My cellphone rang, and I dug it out of my purse and answered it. It was my grandmother.
“Get home fast, dolly,” she said. “Goats.”
CHAPTER 4
It’s not if you win or lose, it’s how you play the game. Have you heard that, bubbeleh? What do you think about that? You think it doesn’t matter how you make a match, it’s only important if you make a match? You could be right! How do I know? Actually, I do know, and I’ll tell you how I know. I’m in the love business, dolly, and I do this for love. So do you. Make a match on a roof. Make a match through the mail. Be creative. Be boring. Make a match any way you want. But only make a match through love. Bring love to the matchmaking, and the matchmaking will result in love. It’s all about the love, dolly.

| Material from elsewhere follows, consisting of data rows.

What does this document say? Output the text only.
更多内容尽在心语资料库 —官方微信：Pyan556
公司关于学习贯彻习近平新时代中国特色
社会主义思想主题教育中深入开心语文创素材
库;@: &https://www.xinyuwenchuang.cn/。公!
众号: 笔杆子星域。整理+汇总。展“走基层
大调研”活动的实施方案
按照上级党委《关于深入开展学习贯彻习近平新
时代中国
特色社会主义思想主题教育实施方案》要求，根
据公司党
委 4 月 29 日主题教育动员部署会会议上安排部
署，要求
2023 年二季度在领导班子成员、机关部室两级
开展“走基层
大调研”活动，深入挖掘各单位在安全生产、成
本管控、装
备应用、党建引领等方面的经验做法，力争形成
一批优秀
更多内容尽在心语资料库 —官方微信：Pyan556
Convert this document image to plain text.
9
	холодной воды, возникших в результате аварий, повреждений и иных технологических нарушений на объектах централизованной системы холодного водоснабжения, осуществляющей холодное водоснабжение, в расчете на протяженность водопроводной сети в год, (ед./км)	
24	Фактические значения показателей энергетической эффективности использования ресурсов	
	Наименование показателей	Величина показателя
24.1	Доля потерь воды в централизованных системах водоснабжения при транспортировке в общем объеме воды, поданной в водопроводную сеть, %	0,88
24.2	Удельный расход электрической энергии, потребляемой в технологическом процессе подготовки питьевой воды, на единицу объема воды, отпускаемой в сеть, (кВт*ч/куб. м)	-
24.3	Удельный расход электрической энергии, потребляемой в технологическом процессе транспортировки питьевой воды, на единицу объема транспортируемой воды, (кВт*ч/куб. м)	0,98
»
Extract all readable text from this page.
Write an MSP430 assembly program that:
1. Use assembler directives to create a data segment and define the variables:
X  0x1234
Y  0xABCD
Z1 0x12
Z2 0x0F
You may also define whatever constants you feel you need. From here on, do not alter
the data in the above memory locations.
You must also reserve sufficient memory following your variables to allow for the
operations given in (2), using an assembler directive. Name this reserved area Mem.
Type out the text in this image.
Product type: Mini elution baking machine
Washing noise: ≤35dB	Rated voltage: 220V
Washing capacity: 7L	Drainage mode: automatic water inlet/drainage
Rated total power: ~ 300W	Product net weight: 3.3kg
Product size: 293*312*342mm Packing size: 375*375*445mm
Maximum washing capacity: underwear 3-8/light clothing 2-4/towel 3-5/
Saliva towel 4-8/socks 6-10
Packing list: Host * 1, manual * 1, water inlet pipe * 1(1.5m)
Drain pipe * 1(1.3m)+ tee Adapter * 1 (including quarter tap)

Lesson 91, Matchmaking advice from your
Grandma Zelda
Spencer had a patrol car take me home. My grandmother’s house was still bustling, and the driveway was packed with cars, as was the street outside.
“I hope the Daffodil Committee isn’t here,” Officer James said, as he stopped in front of the house. “We’ve been out all day on calls of crazy people digging up daffodils and planting other colors. I mean, who cares about daffodils?”
I sure didn’t, but they seemed to elicit a lot of emotion in Cannes residents. “How do you like the new detective?” I asked, shameless.
“Detective Williams? Finest looking woman I’ve ever seen outside of the JC Penney catalog, but she’s a hardass. I don’t mean her ass is hard. I mean, she’s one scary female. I try to stay clear of her line of sight. Fred’s on the front desk, so he can’t hide from her, and she’s got him looking up butts morning, noon, and night. It was nice seeing you, again, Underwear Girl.”
“Nice seeing you, too,” I said and opened my door.
I walked into the house to see a man in the entranceway, pointing at another. “Saboteur!” he shouted. “Saboteur
!”
“Cool your jets. I didn’t dig up your daffodils.”
I side-stepped around them and found my grandmother. “I can’t believe they’re still here,” I told her.
“Tell me about it. It’s thrown a wrench into my Satisfying Singles workshop. Flowers are serious business, dolly.”
“And there are goats, too?”
“The goat lady. Moses. The one who does the goat ritual. She says she’s been hired to uncurse Larry Doughy. She’s here to coordinate with you.”
“I’m not sure I want to be in on a goat ritual. I don’t have a lot of luck with animals, lately.”
A woman in overalls, who smelled like a petting zoo, approached me. “Are you Burger?”
I nodded. “I’m Gladie Burger.”
“Your man Larry wants to do this tonight, but the goat won’t be ready until the day after tomorrow. Sundown. Does that work for you?”
No. It didn’t work for me at all. And I didn’t know what the goat ritual entailed or why the goat took two days to get ready. “I don’t think Larry needs a goat ritual, but if he does, that’s his thing, not mine. I’m a matchmaker.”
I caught Grandma smiling at me, proud as punch, and it gave me courage.
“You’re making a mistake,” the goat woman warned me. “My goat has an eighty-two percent success rate, and your Larry has got a doozy of a curse on him. Did you hear about the snake thing?”
“I might have heard something about it,” I said.
She leaned forward and looked me in the eye. “That’s just the start. He’s got a creeper curse on him. You know what that means?”
“What does that mean?” one of the daffodil people asked. They had stopped fighting over flowers and were riveted to our goat conversation.
“A creeper curse means it creeps on the victim and grows,” the goat woman explained.
“Grows how?” a daffodil woman asked behind me.
“Like weeds,” the goat woman said. “Like mold. It’s a shitstorm honker of a curse.”
Everyone stared at me like I had cursed Larry Doughy myself. Then, there was a general clearing of throats and the Daffodil Committee began to file out on the double.